Worth the extra investment?
There was initial concern that converting Skittles' existing two-dimensional ad into 3-D wouldn't be worth the time or additional investment, Mr. Chait added. But 3-D ads can be turned around in a week, said David Martin, CEO of Legend Films, a 3-D production company. "Once an ad has been converted into 3-D, whether you use it for cinema, iPhone or a 3-D-ready TV set, you've got a 3-D master, so it can be used for everything," he said. "It's very affordable, and a lot less than if you were to shoot the ad in 3-D."

Mike Chico, Screenvision's exec VP-sales and marketing, estimated that converting ads to 3-D can cost anywhere from $20,000 to $70,000. "Marketers spend hundreds of thousands creating these ads, so it's not terribly expensive to convert," he said. "We really focus on how our brand awareness can drive purchase intent, and with that high an awareness level, they're gonna move product."

The Skittles ad will run in Screenvision's "premium" pod position, just before the movie trailers, a slot that will maximize its opportunity to be seen. Ads running in the premium position receive 72% total recall, according to Screenvision research, with 46% unaided recall of specific brands.

Needs to be in more theaters
But in order for the suddenly hot-again technology to grow among more clients, it needs a bigger theater count. Screenvision's network of roughly 1,000 3-D screens accounts for about 58% of the cinema industry, which reached a record 2,000 3-D screens in March to accommodate the release of DreamWorks' "Monsters vs. Aliens." But with 3-D digital projectors setting theaters back an average of $70,000 for installation, the technology's expansion fell far short of the 5,000 screens DreamWorks hoped would be available to launch the movie. Plus, the significantly smaller "Battle for Terra," which the Skittles ad will accompany, is expected to gross a fraction of the opening-weekend haul for "Monsters vs. Aliens."

"Many clients want national distribution and scale, and they can get that through cinema. On the 3-D-technology side, the upside is we can grow as they grow," Mr. Chait said. "We also want to gauge consumers' interest in 3-D and their willingness to put the glasses on. Part of it is matching up the right film with the right brand."

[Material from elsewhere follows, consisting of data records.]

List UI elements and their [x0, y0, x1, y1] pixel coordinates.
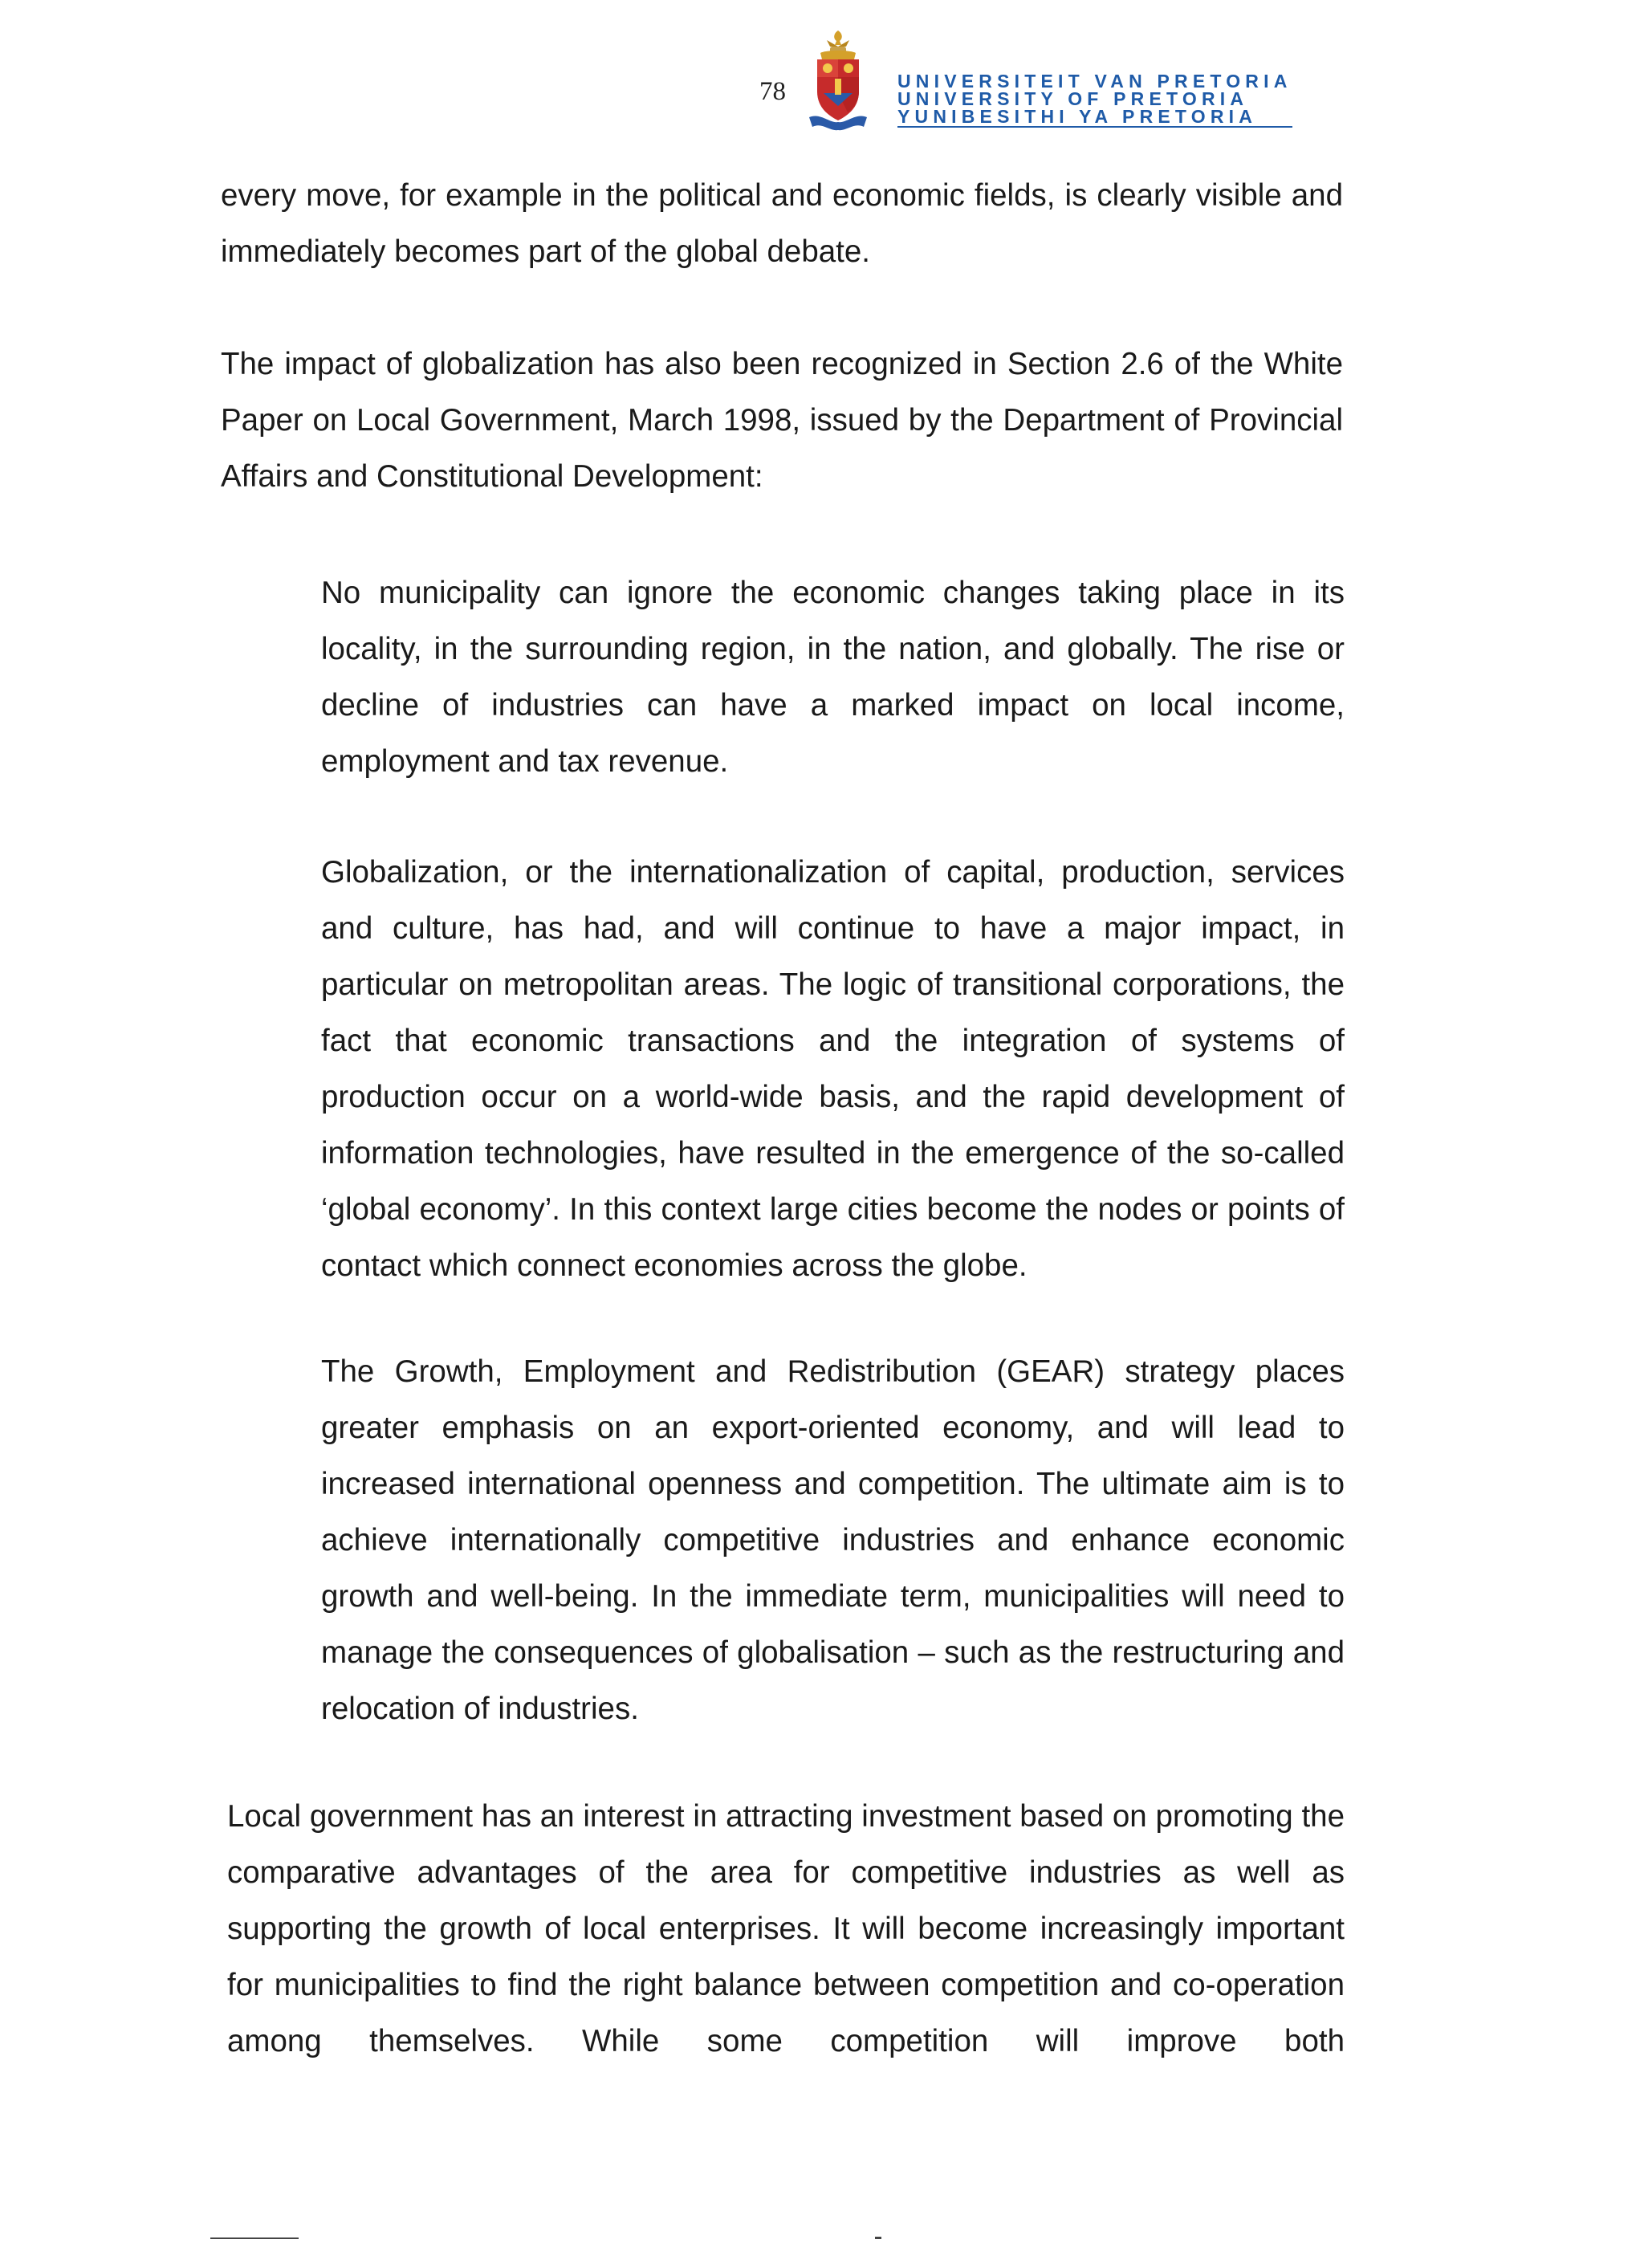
university-crest-icon	[806, 29, 870, 133]
block-quote-3: The Growth, Employment and Redistribution (GEAR) strategy places greater emphasis on an export-oriented economy, and will lead to increased international openness and competition. The ultimate aim is to achieve internationally competitive industries and enhance economic growth and well-being. In the immediate term, municipalities will need to manage the consequences of globalisation – such as the restructuring and relocation of industries.	[321, 1354, 1345, 1726]
block-quote-2: Globalization, or the internationalization of capital, production, services and culture, has had, and will continue to have a major impact, in particular on metropolitan areas. The logic of transitional corporations, the fact that economic transactions and the integration of systems of production occur on a world-wide basis, and the rapid development of information technologies, have resulted in the emergence of the so-called ‘global economy’. In this context large cities become the nodes or points of contact which connect economies across the globe.	[321, 855, 1345, 1283]
university-name-sepedi: YUNIBESITHI YA PRETORIA	[897, 108, 1292, 128]
university-name-english: UNIVERSITY OF PRETORIA	[897, 88, 1249, 109]
page-number: 78	[759, 77, 786, 106]
body-paragraph-1: every move, for example in the political and economic fields, is clearly visible and immediately becomes part of the global debate.	[221, 178, 1343, 269]
body-paragraph-3: Local government has an interest in attracting investment based on promoting the comparative advantages of the area for competitive industries as well as supporting the growth of local enterprises. It will become increasingly important for municipalities to find the right balance between competition and co-operation among themselves. While some competition will improve both	[227, 1799, 1345, 2058]
university-name-block	[897, 72, 1292, 128]
university-name-afrikaans: UNIVERSITEIT VAN PRETORIA	[897, 71, 1292, 92]
scan-artifact-line	[210, 2237, 299, 2239]
body-paragraph-2: The impact of globalization has also been recognized in Section 2.6 of the White Paper on Local Government, March 1998, issued by the Department of Provincial Affairs and Constitutional Development:	[221, 347, 1343, 494]
scan-artifact-dot	[875, 2237, 881, 2239]
block-quote-1: No municipality can ignore the economic changes taking place in its locality, in the surrounding region, in the nation, and globally. The rise or decline of industries can have a marked impact on local income, employment and tax revenue.	[321, 576, 1345, 779]
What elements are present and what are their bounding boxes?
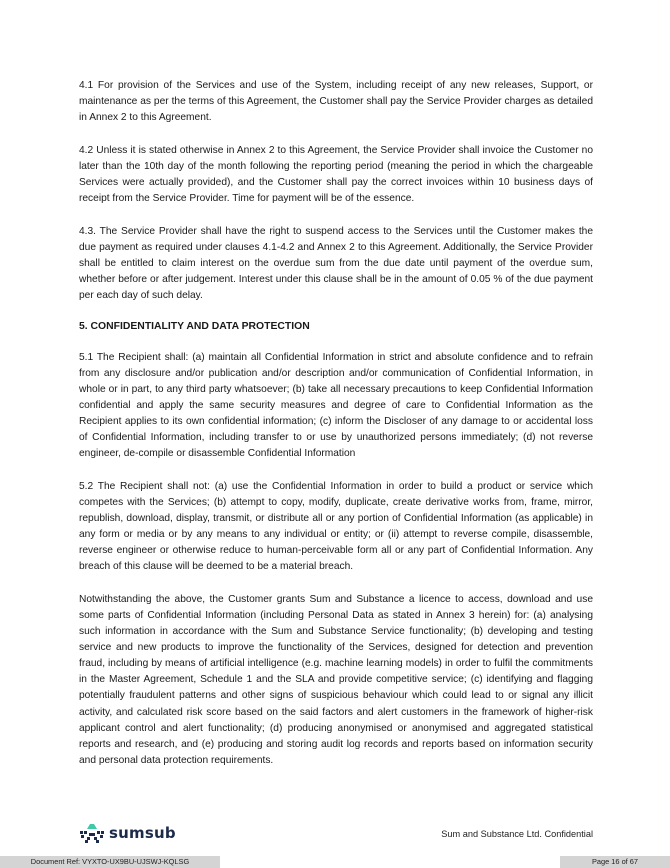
section-heading-5: 5. CONFIDENTIALITY AND DATA PROTECTION	[79, 320, 310, 332]
clause-5-1: 5.1 The Recipient shall: (a) maintain all Confidential Information in strict and absolute confidence and to refrain from any disclosure and/or publication and/or description and/or communication of Confidential Information, in whole or in part, to any third party whatsoever; (b) take all necessary precautions to keep Confidential Information confidential and apply the same security measures and degree of care to Confidential Information as the Recipient applies to its own confidential information; (c) inform the Discloser of any damage to or accidental loss of Confidential Information, including transfer to or use by unauthorized persons immediately; (d) not reverse engineer, de-compile or disassemble Confidential Information	[79, 351, 593, 460]
clause-5-2: 5.2 The Recipient shall not: (a) use the Confidential Information in order to build a product or service which competes with the Services; (b) attempt to copy, modify, duplicate, create derivative works from, frame, mirror, republish, download, display, transmit, or distribute all or any portion of Confidential Information (as applicable) in any form or media or by any means to any individual or entity; or (ii) attempt to reverse compile, disassemble, reverse engineer or otherwise reduce to human-perceivable form all or any part of Confidential Information. Any breach of this clause will be deemed to be a material breach.	[79, 480, 593, 573]
clause-4-2: 4.2 Unless it is stated otherwise in Annex 2 to this Agreement, the Service Provider shall invoice the Customer no later than the 10th day of the month following the reporting period (meaning the period in which the chargeable Services were actually provided), and the Customer shall pay the correct invoices within 10 business days of receipt from the Service Provider. Time for payment will be of the essence.	[79, 144, 593, 205]
logo-wordmark: sumsub	[109, 824, 176, 842]
clause-notwithstanding: Notwithstanding the above, the Customer grants Sum and Substance a licence to access, download and use some parts of Confidential Information (including Personal Data as stated in Annex 3 herein) for: (a) analysing such information in accordance with the Sum and Substance Service functionality; (b) developing and testing service and new products to improve the functionality of the Services, designed for detection and prevention fraud, including by means of artificial intelligence (e.g. machine learning models) in order to fulfil the commitments in the Master Agreement, Schedule 1 and the SLA and provide competitive service; (c) identifying and flagging potentially fraudulent patterns and other signs of suspicious behaviour which could lead to or signal any illicit activity, and calculated risk score based on the said factors and alert customers in the framework of higher-risk applicant control and alert functionality; (d) producing anonymised or anonymised and aggregated statistical reports and research, and (e) producing and storing audit log records and reports based on information security and personal data protection requirements.	[79, 593, 593, 766]
page-indicator: Page 16 of 67	[560, 856, 670, 868]
document-body	[79, 78, 593, 785]
sumsub-logo	[79, 822, 176, 844]
document-ref: Document Ref: VYXTO-UX9BU-UJSWJ-KQLSG	[0, 856, 220, 868]
confidential-notice: Sum and Substance Ltd. Confidential	[441, 829, 593, 839]
sumsub-logo-icon	[79, 822, 105, 844]
clause-4-3: 4.3. The Service Provider shall have the right to suspend access to the Services until the Customer makes the due payment as required under clauses 4.1-4.2 and Annex 2 to this Agreement. Additionally, the Service Provider shall be entitled to claim interest on the overdue sum from the due date until payment of the overdue sum, whether before or after judgement. Interest under this clause shall be in the amount of 0.05 % of the due payment per each day of such delay.	[79, 225, 593, 302]
clause-4-1: 4.1 For provision of the Services and use of the System, including receipt of any new releases, Support, or maintenance as per the terms of this Agreement, the Customer shall pay the Service Provider charges as detailed in Annex 2 to this Agreement.	[79, 80, 593, 124]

With more than a half-dozen major 3-D releases set for the second half of 2009, including Disney-Pixar's "Up," 3-D sequels to "Ice Age" and "Final Destination," and James Cameron's "Avatar," marketers could conceivably have their pick of the litter. But, Mr. Chait said, "the goal isn't necessarily to buy down in the film level. We want to make sure we're reaching a certain amount of audience. We're not necessarily looking to change the model."